Hello, I've been here before, and now I'm posting for more advice on my updated situation.
Well, here we go. Let me at first say that my situation is a bit odd, and that may contribute to why its so hard to fix.
My parents have always been abusive to me, and still are. I know that now, and I can try and start healing my wounds because of it, but first I need to get away from them. Though the abuse has been solidly emotional (Verbal harassment etc). As a result, I continue to have no self confidence, no self esteem, some social problems, etc... Which I hope to work out later in my life.
Anyways, my problem now is how to get away from them. I'm a 17 year old MALE, who has been emotionally abused, not so common. I have called the police before, I broke down in tears to the officer when he came, he ended up telling me that I wasn't man enough to live on my own, and that it was my fault if my parents ever treated me badly. I have also tried to explain it to my school councilor, and she doesn't get it at all. She thinks that I'm just another teen with raging horomones who doesn't get along with my parents. She reccomended I see a psycologist, my parents would never take me to one, so thats not an option.

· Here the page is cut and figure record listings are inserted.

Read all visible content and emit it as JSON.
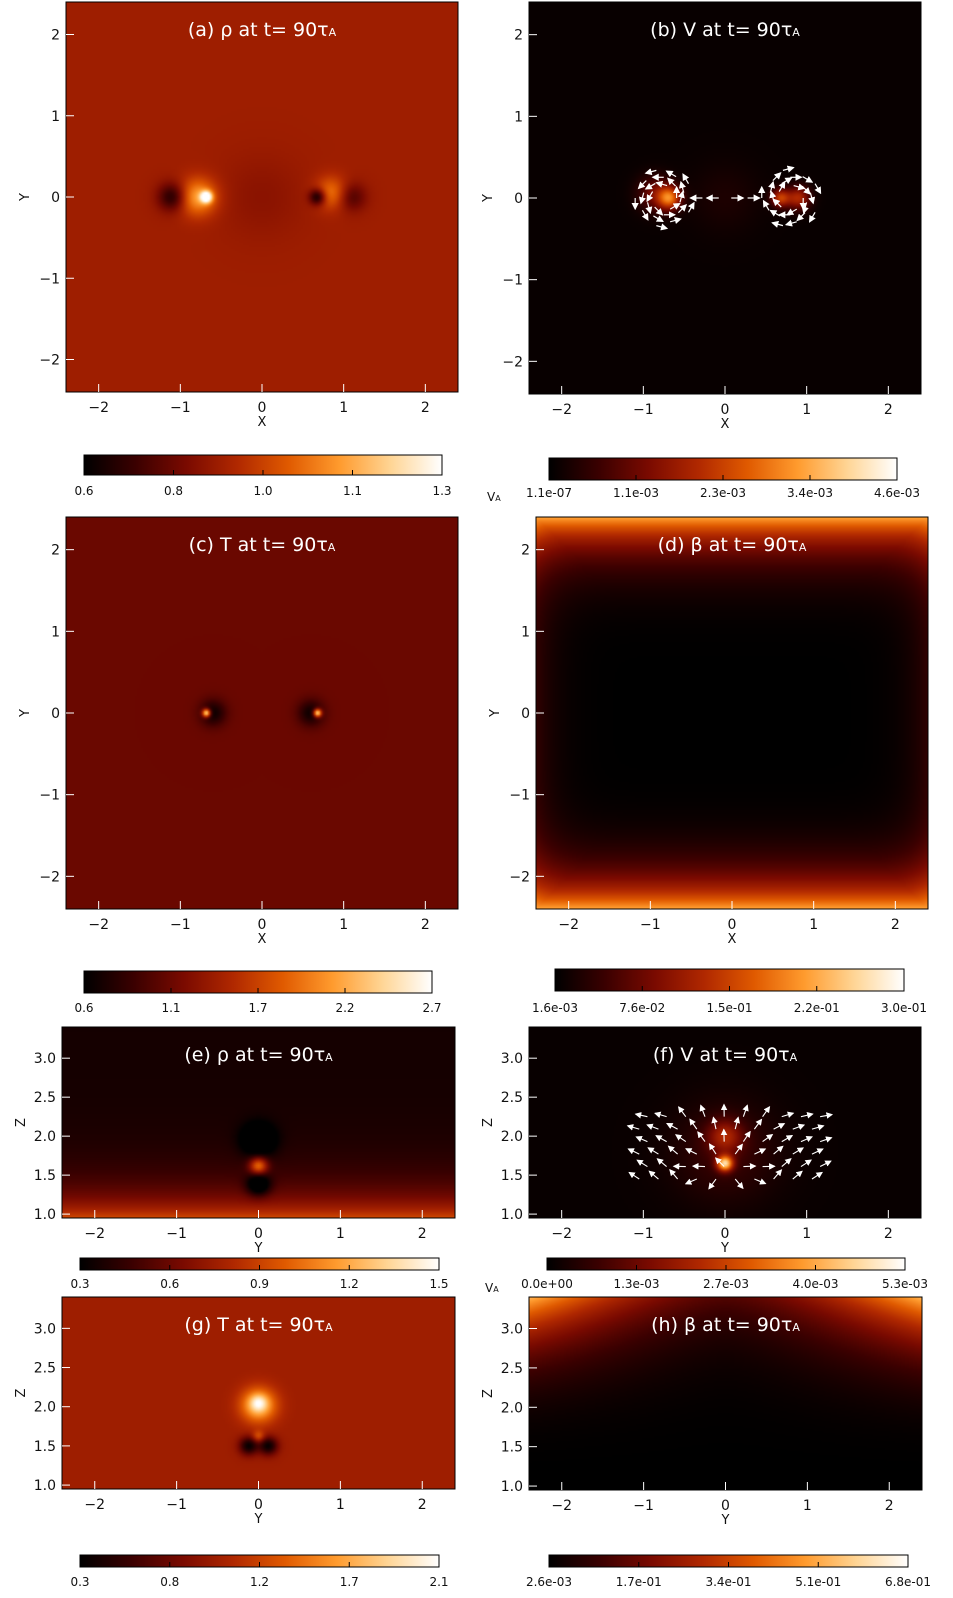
{
  "colors": {
    "colormap": [
      "#000000",
      "#3a0000",
      "#7a0a00",
      "#b02800",
      "#e05a00",
      "#ff9b2e",
      "#ffd595",
      "#ffffff"
    ],
    "arrows": "#ffffff",
    "axes": "#000000"
  },
  "chart_data": [
    {
      "id": "a",
      "type": "heatmap",
      "title": "(a) ρ at t= 90τ",
      "xlabel": "X",
      "ylabel": "Y",
      "xlim": [
        -2.4,
        2.4
      ],
      "ylim": [
        -2.4,
        2.4
      ],
      "xticks": [
        -2,
        -1,
        0,
        1,
        2
      ],
      "yticks": [
        -2,
        -1,
        0,
        1,
        2
      ],
      "colorbar": {
        "ticks": [
          "0.6",
          "0.8",
          "1.0",
          "1.1",
          "1.3"
        ],
        "unit": ""
      },
      "background_level": 0.38,
      "features": [
        {
          "x": -0.68,
          "y": 0.0,
          "sigma": 0.05,
          "level": 0.62
        },
        {
          "x": -0.78,
          "y": 0.0,
          "sigma": 0.16,
          "level": 0.35
        },
        {
          "x": -1.1,
          "y": 0.0,
          "sigma": 0.12,
          "level": -0.3
        },
        {
          "x": 0.68,
          "y": 0.0,
          "sigma": 0.07,
          "level": -0.38
        },
        {
          "x": 0.85,
          "y": 0.05,
          "sigma": 0.14,
          "level": 0.25
        },
        {
          "x": 1.1,
          "y": 0.0,
          "sigma": 0.12,
          "level": -0.2
        },
        {
          "x": 0.0,
          "y": 0.0,
          "sigma": 0.35,
          "level": -0.05
        }
      ]
    },
    {
      "id": "b",
      "type": "heatmap",
      "title": "(b) V at t= 90τ",
      "xlabel": "X",
      "ylabel": "Y",
      "xlim": [
        -2.4,
        2.4
      ],
      "ylim": [
        -2.4,
        2.4
      ],
      "xticks": [
        -2,
        -1,
        0,
        1,
        2
      ],
      "yticks": [
        -2,
        -1,
        0,
        1,
        2
      ],
      "colorbar": {
        "ticks": [
          "1.1e-07",
          "1.1e-03",
          "2.3e-03",
          "3.4e-03",
          "4.6e-03"
        ],
        "unit": "V"
      },
      "background_level": 0.02,
      "features": [
        {
          "x": -0.68,
          "y": 0.0,
          "sigma": 0.1,
          "level": 0.55
        },
        {
          "x": -0.85,
          "y": 0.05,
          "sigma": 0.15,
          "level": 0.25
        },
        {
          "x": 0.68,
          "y": 0.0,
          "sigma": 0.08,
          "level": 0.45
        },
        {
          "x": 0.9,
          "y": 0.0,
          "sigma": 0.1,
          "level": 0.4
        },
        {
          "x": 0.0,
          "y": 0.0,
          "sigma": 0.3,
          "level": 0.05
        }
      ],
      "arrows": {
        "centers": [
          [
            -0.75,
            0.0
          ],
          [
            0.8,
            0.0
          ]
        ],
        "spread": 0.35,
        "count": 24
      }
    },
    {
      "id": "c",
      "type": "heatmap",
      "title": "(c) T at t= 90τ",
      "xlabel": "X",
      "ylabel": "Y",
      "xlim": [
        -2.4,
        2.4
      ],
      "ylim": [
        -2.4,
        2.4
      ],
      "xticks": [
        -2,
        -1,
        0,
        1,
        2
      ],
      "yticks": [
        -2,
        -1,
        0,
        1,
        2
      ],
      "colorbar": {
        "ticks": [
          "0.6",
          "1.1",
          "1.7",
          "2.2",
          "2.7"
        ],
        "unit": ""
      },
      "background_level": 0.25,
      "features": [
        {
          "x": -0.68,
          "y": 0.0,
          "sigma": 0.035,
          "level": 0.75
        },
        {
          "x": -0.6,
          "y": 0.0,
          "sigma": 0.11,
          "level": -0.22
        },
        {
          "x": 0.68,
          "y": 0.0,
          "sigma": 0.035,
          "level": 0.75
        },
        {
          "x": 0.6,
          "y": 0.0,
          "sigma": 0.11,
          "level": -0.22
        }
      ]
    },
    {
      "id": "d",
      "type": "heatmap",
      "title": "(d) β at t= 90τ",
      "xlabel": "X",
      "ylabel": "Y",
      "xlim": [
        -2.4,
        2.4
      ],
      "ylim": [
        -2.4,
        2.4
      ],
      "xticks": [
        -2,
        -1,
        0,
        1,
        2
      ],
      "yticks": [
        -2,
        -1,
        0,
        1,
        2
      ],
      "colorbar": {
        "ticks": [
          "1.6e-03",
          "7.6e-02",
          "1.5e-01",
          "2.2e-01",
          "3.0e-01"
        ],
        "unit": ""
      },
      "background_level": 0.0,
      "field": "edge_y"
    },
    {
      "id": "e",
      "type": "heatmap",
      "title": "(e) ρ at t= 90τ",
      "xlabel": "Y",
      "ylabel": "Z",
      "xlim": [
        -2.4,
        2.4
      ],
      "ylim": [
        0.95,
        3.4
      ],
      "xticks": [
        -2,
        -1,
        0,
        1,
        2
      ],
      "yticks": [
        1.0,
        1.5,
        2.0,
        2.5,
        3.0
      ],
      "colorbar": {
        "ticks": [
          "0.3",
          "0.6",
          "0.9",
          "1.2",
          "1.5"
        ],
        "unit": ""
      },
      "field": "stratified",
      "features": [
        {
          "x": 0.0,
          "y": 1.62,
          "sigma": 0.08,
          "level": 0.5
        },
        {
          "x": 0.0,
          "y": 1.95,
          "sigma": 0.14,
          "level": -0.3
        },
        {
          "x": 0.0,
          "y": 1.38,
          "sigma": 0.1,
          "level": -0.35
        }
      ]
    },
    {
      "id": "f",
      "type": "heatmap",
      "title": "(f) V at t= 90τ",
      "xlabel": "Y",
      "ylabel": "Z",
      "xlim": [
        -2.4,
        2.4
      ],
      "ylim": [
        0.95,
        3.4
      ],
      "xticks": [
        -2,
        -1,
        0,
        1,
        2
      ],
      "yticks": [
        1.0,
        1.5,
        2.0,
        2.5,
        3.0
      ],
      "colorbar": {
        "ticks": [
          "0.0e+00",
          "1.3e-03",
          "2.7e-03",
          "4.0e-03",
          "5.3e-03"
        ],
        "unit": "V"
      },
      "background_level": 0.02,
      "features": [
        {
          "x": 0.0,
          "y": 1.65,
          "sigma": 0.07,
          "level": 0.75
        },
        {
          "x": 0.0,
          "y": 2.0,
          "sigma": 0.15,
          "level": 0.3
        },
        {
          "x": 0.0,
          "y": 1.8,
          "sigma": 0.45,
          "level": 0.12
        }
      ],
      "arrows": {
        "fan": [
          0.0,
          1.6
        ],
        "count": 60
      }
    },
    {
      "id": "g",
      "type": "heatmap",
      "title": "(g) T at t= 90τ",
      "xlabel": "Y",
      "ylabel": "Z",
      "xlim": [
        -2.4,
        2.4
      ],
      "ylim": [
        0.95,
        3.4
      ],
      "xticks": [
        -2,
        -1,
        0,
        1,
        2
      ],
      "yticks": [
        1.0,
        1.5,
        2.0,
        2.5,
        3.0
      ],
      "colorbar": {
        "ticks": [
          "0.3",
          "0.8",
          "1.2",
          "1.7",
          "2.1"
        ],
        "unit": ""
      },
      "background_level": 0.38,
      "features": [
        {
          "x": 0.0,
          "y": 2.02,
          "sigma": 0.15,
          "level": 0.45
        },
        {
          "x": 0.0,
          "y": 2.05,
          "sigma": 0.07,
          "level": 0.2
        },
        {
          "x": -0.12,
          "y": 1.5,
          "sigma": 0.08,
          "level": -0.36
        },
        {
          "x": 0.12,
          "y": 1.5,
          "sigma": 0.08,
          "level": -0.36
        },
        {
          "x": 0.0,
          "y": 1.62,
          "sigma": 0.05,
          "level": 0.2
        }
      ]
    },
    {
      "id": "h",
      "type": "heatmap",
      "title": "(h) β at t= 90τ",
      "xlabel": "Y",
      "ylabel": "Z",
      "xlim": [
        -2.4,
        2.4
      ],
      "ylim": [
        0.95,
        3.4
      ],
      "xticks": [
        -2,
        -1,
        0,
        1,
        2
      ],
      "yticks": [
        1.0,
        1.5,
        2.0,
        2.5,
        3.0
      ],
      "colorbar": {
        "ticks": [
          "2.6e-03",
          "1.7e-01",
          "3.4e-01",
          "5.1e-01",
          "6.8e-01"
        ],
        "unit": ""
      },
      "field": "corner_top"
    }
  ]
}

I've looked at emancipation, since in my state you can't just leave when you're 17, you need a court to deem you emancipated or whatnot before you're 18. I have researched this, and it isn't an option for me. You basically need a full time job, and to show that you can take care of yourself. While I'm perfectly capable of living on my own, getting a job is impossible. The problem is, I don't have a car, or my driver's liscence. And I'm sure not going to spend 40 hours in car with one of my parents to get that done, not that they would do it for me anyways, and I still wouldn't have a car. So I'm basically stuck here.

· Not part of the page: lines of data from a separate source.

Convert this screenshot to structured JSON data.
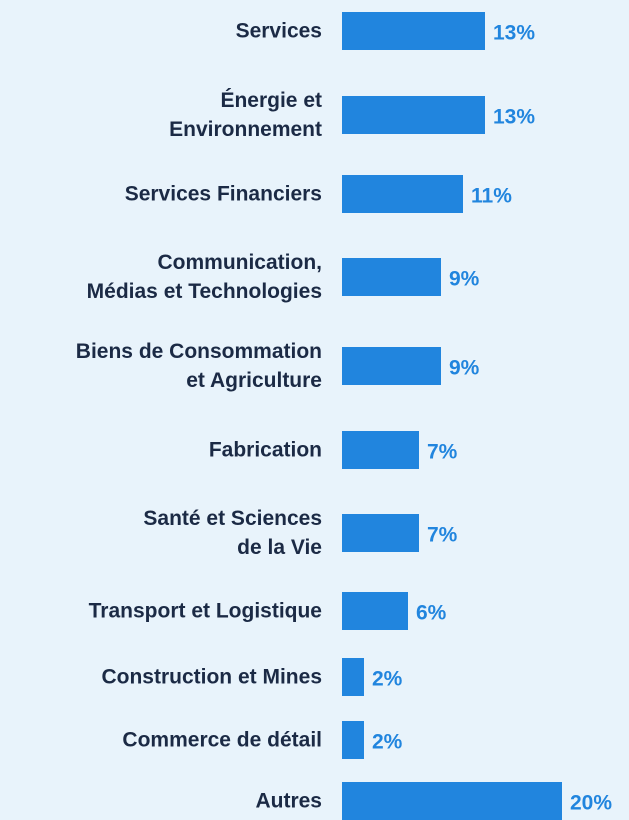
{
  "chart_data": {
    "type": "bar",
    "orientation": "horizontal",
    "color": "#2185de",
    "categories": [
      "Services",
      "Énergie et\nEnvironnement",
      "Services Financiers",
      "Communication,\nMédias et Technologies",
      "Biens de Consommation\net Agriculture",
      "Fabrication",
      "Santé et Sciences\nde la Vie",
      "Transport et Logistique",
      "Construction et Mines",
      "Commerce de détail",
      "Autres"
    ],
    "values": [
      13,
      13,
      11,
      9,
      9,
      7,
      7,
      6,
      2,
      2,
      20
    ],
    "value_labels": [
      "13%",
      "13%",
      "11%",
      "9%",
      "9%",
      "7%",
      "7%",
      "6%",
      "2%",
      "2%",
      "20%"
    ],
    "xlim": [
      0,
      20
    ]
  }
}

By this point, you're probably thinking "Well, you're almost 18, maybe you could just wait and fix your life after that." While that may be true, lately my parents have been much worse than they have before. I've been in a pretty heavy depression for over 2 weeks and i'm getting desperate..
What do I to cope? Well i don't take it out on others, and I don't do drugs...per se. I used to use my computer, where I made some friends online, and talk about my problem. Plus distractions from real life with games and whatnot, I was actually doing okay, but that reprieve is gone now, and I'm alone and depressed.

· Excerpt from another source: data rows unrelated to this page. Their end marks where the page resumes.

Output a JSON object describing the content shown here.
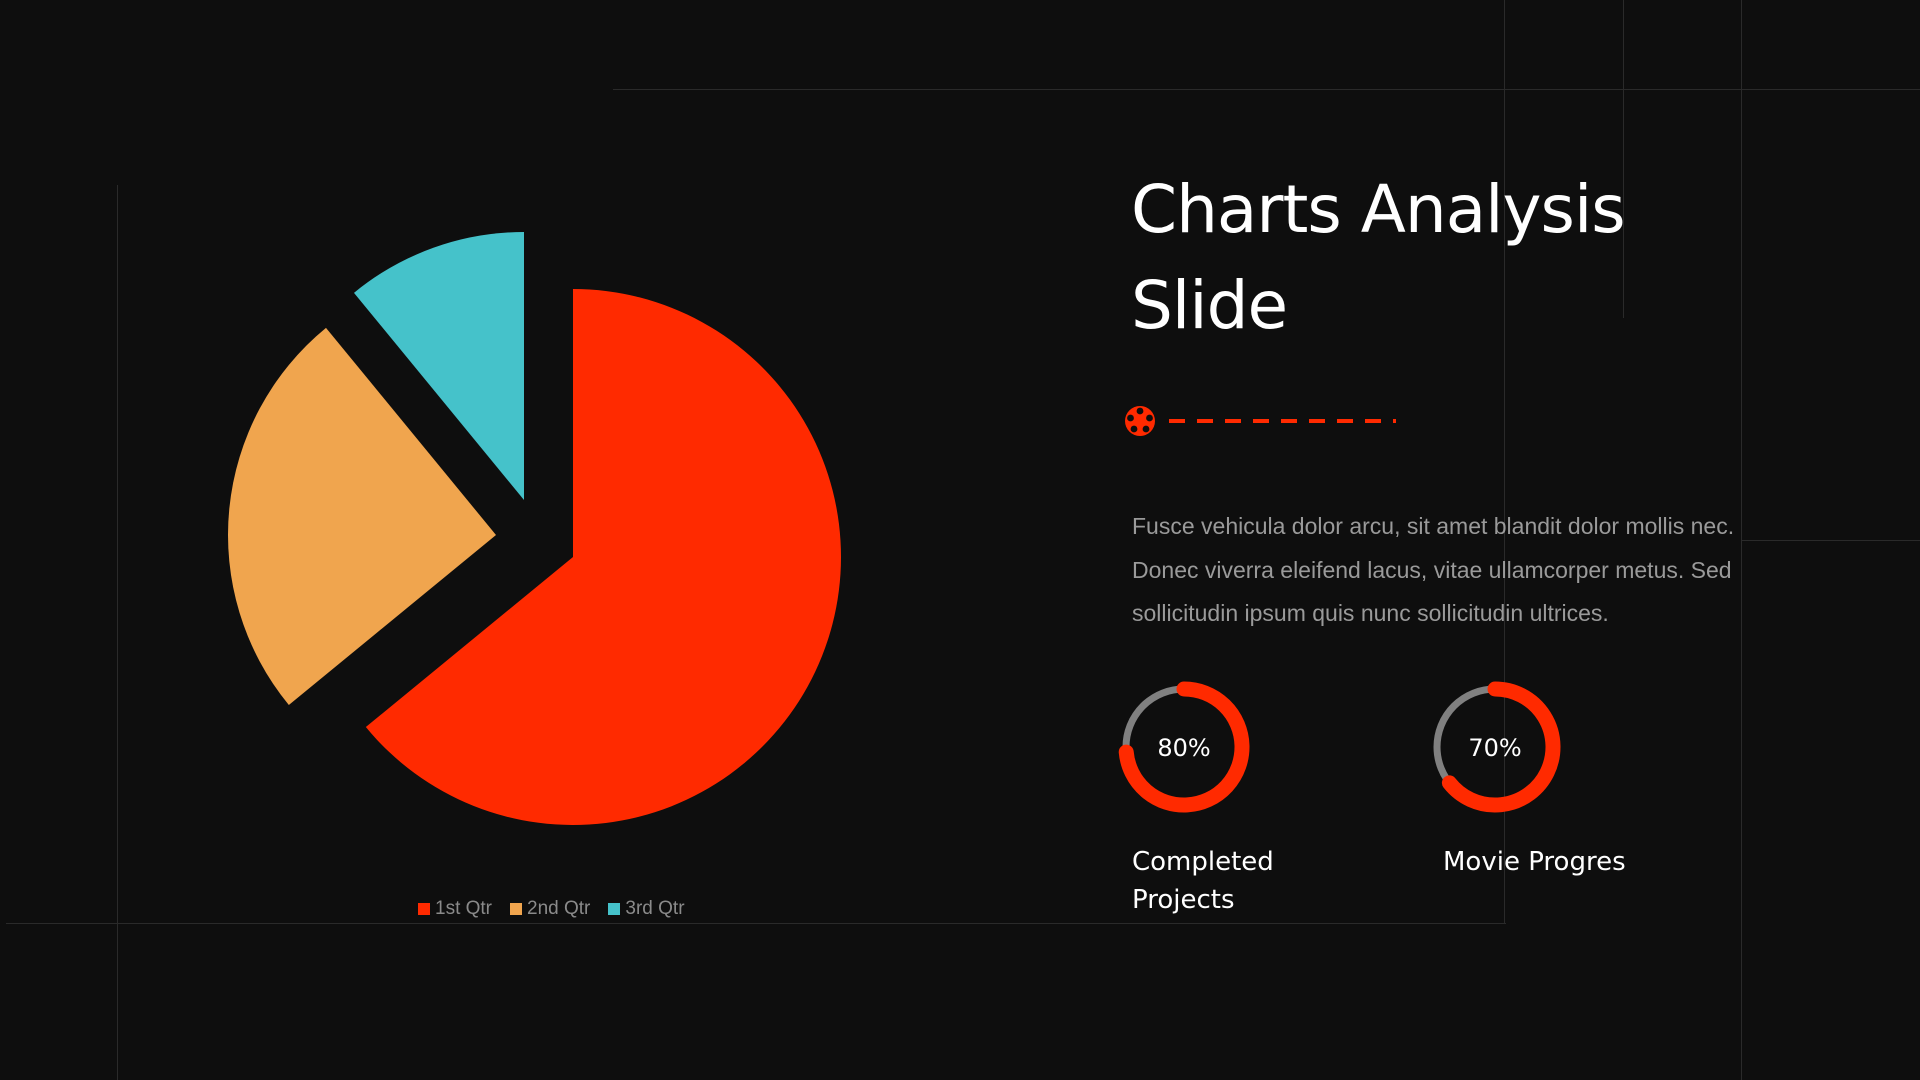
{
  "slide": {
    "title_line1": "Charts Analysis",
    "title_line2": "Slide",
    "body": "Fusce vehicula dolor arcu, sit amet blandit dolor mollis nec. Donec viverra eleifend lacus, vitae ullamcorper metus. Sed sollicitudin ipsum quis nunc sollicitudin ultrices.",
    "divider_icon": "film-reel-icon",
    "accent": "#ff2a00"
  },
  "stats": [
    {
      "value": 80,
      "label_text": "80%",
      "caption": "Completed Projects"
    },
    {
      "value": 70,
      "label_text": "70%",
      "caption": "Movie Progres"
    }
  ],
  "chart_data": {
    "type": "pie",
    "exploded": true,
    "categories": [
      "1st Qtr",
      "2nd Qtr",
      "3rd Qtr"
    ],
    "values": [
      8.2,
      3.2,
      1.4
    ],
    "colors": [
      "#ff2a00",
      "#f0a54e",
      "#45c2ca"
    ],
    "legend_position": "bottom"
  }
}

I don't have any relatives or friends that I could stay with, but something was brought to my attention recently. One of these friends I've met online feels so bad that she has offered me refuge at her place so I could get away from my parents. I could turn my life around there, start healing and saving money for college with a job. And no, its not a love relationship. Although, after doing some research, I found that there are several problems with this solution. First of all, If I leave without my parents consent (they would never give consent for this, even though they hate me), they could file a runaway (as I live in Georgia) and have me brought back home, as well as my friend being charged with harboring a minor. Another problem is that she lives about 7 states away, and while I could probably get enough money to buy a plane ticket, or maybe take a train (I haven't looked into that yet), I'm fairly certain that I wouldn't be able to travel on my own without parental consent. And I know running away from my parents to live with someone I met on the internet (and have known for about 9 months) sounds crazy and irrational. But like I said, I'm desperate, and I'm at rock bottom right now, so I don't see how it could be any worse: I've got nothing to lose, and to keep my sanity, I need to try. She is 19 by the way, and while I know people can lie about their identities and whatnot easily on the internet, I seriously doubt that she's not genuine. I'm an overly cautious person, and I've heard her voice. It would be a move motivated by faith in my time of need.
So basically, I guess I'm wondering: What can I do? It seems to me that I'm stuck in a pothole, and I really don't think I'll be able to stick it out until I'm 18.
I appreciate the time you've taken to read this, and keep in mind that I'm a 17 year old male with your responses, and emotional abuse is much harder to prove than physical. I'll gladly clear up any confusion, as I have hurried with this post, as I am using my parents computer while they are gone.